うたかた。

100万回のキス。

きのう、TUTAYAでGLAYの100万回のキスをかりた。そのはじまり、

昔から人は言葉に頼らずに 想いや恋心 伝えてきたんだ


現代に生きる 僕達の悩みとは 情報が多すぎて とまどうばかりで

に、目がとまった。


 この詞をかいたのはGLAYのギタリスト、TAKURO。おととい、ミュージックステーションに出演したかれは、最近の不幸な出来事、青少年のいじめ、自殺などの問題を意識し、その問題を解決したいというおもいから今回の新曲ができた、とかたった。

詩人とは、まさに「志人」、志のひとである。


すぐじゃなくてイイ 急がなくてイイ
言葉じゃない優しさが ホラ 胸を しめつける


 性の氾濫、などあらゆる情報がマスコミ、インターネットという媒体からおびたしくあふれる現代社会。ダイレクトにとどけられる情報に多くのひとは、無防備にさらされる。そして、にんげんの思考は変化を来す。その結果がひきこもり、ニート、2ちゃんねる、ネット右翼の出現である。かれらはネットにおいて下品な言葉で罵る傾向がある。
 TAKUROはそういう現代の風潮を憂い、「言葉じゃない優しさ」をまよえる現代人に提示した。
 「言葉じゃない優しさ」とはなんだろうか。
 それは、見返りを求めない愛、無条件でひとを愛すること、だとじぶんはおもう。大概、大部分のひとは、ひとが喜ぶことをするとき、じぶんによい利益がかえってくるこを期待している、意識的か無意識かにせよ、そのための行動である。それが悪いとはいわない。しかし、そのような「あい」のかたちが、真にひとのこころを優しさに導くことができるのか。いや、導くことはできない。

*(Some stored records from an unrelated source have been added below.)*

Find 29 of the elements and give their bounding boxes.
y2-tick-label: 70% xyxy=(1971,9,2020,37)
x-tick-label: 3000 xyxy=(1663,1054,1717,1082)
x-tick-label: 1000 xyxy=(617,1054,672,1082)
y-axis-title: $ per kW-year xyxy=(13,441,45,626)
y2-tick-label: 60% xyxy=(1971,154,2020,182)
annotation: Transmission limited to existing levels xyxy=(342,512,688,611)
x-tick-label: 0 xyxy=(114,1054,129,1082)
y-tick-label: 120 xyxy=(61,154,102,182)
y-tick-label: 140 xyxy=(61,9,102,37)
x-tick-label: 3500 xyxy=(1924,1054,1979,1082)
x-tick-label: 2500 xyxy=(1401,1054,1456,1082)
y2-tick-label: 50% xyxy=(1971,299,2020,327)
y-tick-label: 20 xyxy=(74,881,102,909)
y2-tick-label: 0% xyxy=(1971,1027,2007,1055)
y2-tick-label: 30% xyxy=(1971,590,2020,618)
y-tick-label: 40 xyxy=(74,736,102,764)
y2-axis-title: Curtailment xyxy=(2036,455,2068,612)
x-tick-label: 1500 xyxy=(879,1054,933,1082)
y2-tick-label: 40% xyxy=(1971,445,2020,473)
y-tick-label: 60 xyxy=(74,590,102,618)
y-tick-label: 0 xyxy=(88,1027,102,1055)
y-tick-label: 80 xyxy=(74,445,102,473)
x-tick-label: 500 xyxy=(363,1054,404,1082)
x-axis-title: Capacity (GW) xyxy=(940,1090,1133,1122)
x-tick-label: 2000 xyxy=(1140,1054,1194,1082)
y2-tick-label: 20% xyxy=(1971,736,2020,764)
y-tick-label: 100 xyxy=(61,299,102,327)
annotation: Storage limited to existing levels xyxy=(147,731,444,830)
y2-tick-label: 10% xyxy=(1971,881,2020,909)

そのような「あい」のかたちは、相手がほんとうに困っていても、じぶんに傷みをともなうものなれば、背をむけて、はなれていくだろう。
 「言葉じゃない優しさ」、見返りを求めない愛とは、みずからの傷みもおそれず、困っているひとあれば、すぐにかけつけ、たすけ、それでいてなんらじぶんは、いいことなどしていないとおもうことである。
 その愛が必要なんだ、とTAKUROはわれわれにうったえている。


 このKISSは愛を伝えるだけじゃなく
 あなたの切なさ あなたの淋しさ 全てが 口唇を伝ってくるよ
 決して 楽じゃない暮らしの終わりに
 彩りのような やさしい KISSをしよう
 やさしいKISSをしよう


 「このKISSは愛を伝えるだけじゃなく」、一方的にじぶんの愛を伝えるのではなく、「あなたの切なさ あなたの淋しさ 全て」を、じぶんがうけとめて、その傷をいやそう。ぼくたちがおもっているような、理想どおりにならない「決して 楽じゃない暮らし」のその「終わり」には、じぶんの一生をうつしくする「彩りのような やさしい KISS」をしよう。
 詩人であり、「志人」でもあるTAKURO。幼少のとき、この世のあらゆることに「永遠」はないと悟ってもなお、おさえがたい、人を愛するおもいがゆえに、かれは「生きてくことは愛すること 愛されること」をさけぶ。その「革命家」のせなかに、だれしもあこがれる、燃え盛る太陽をかんじるのは、じぶんだけだろうか。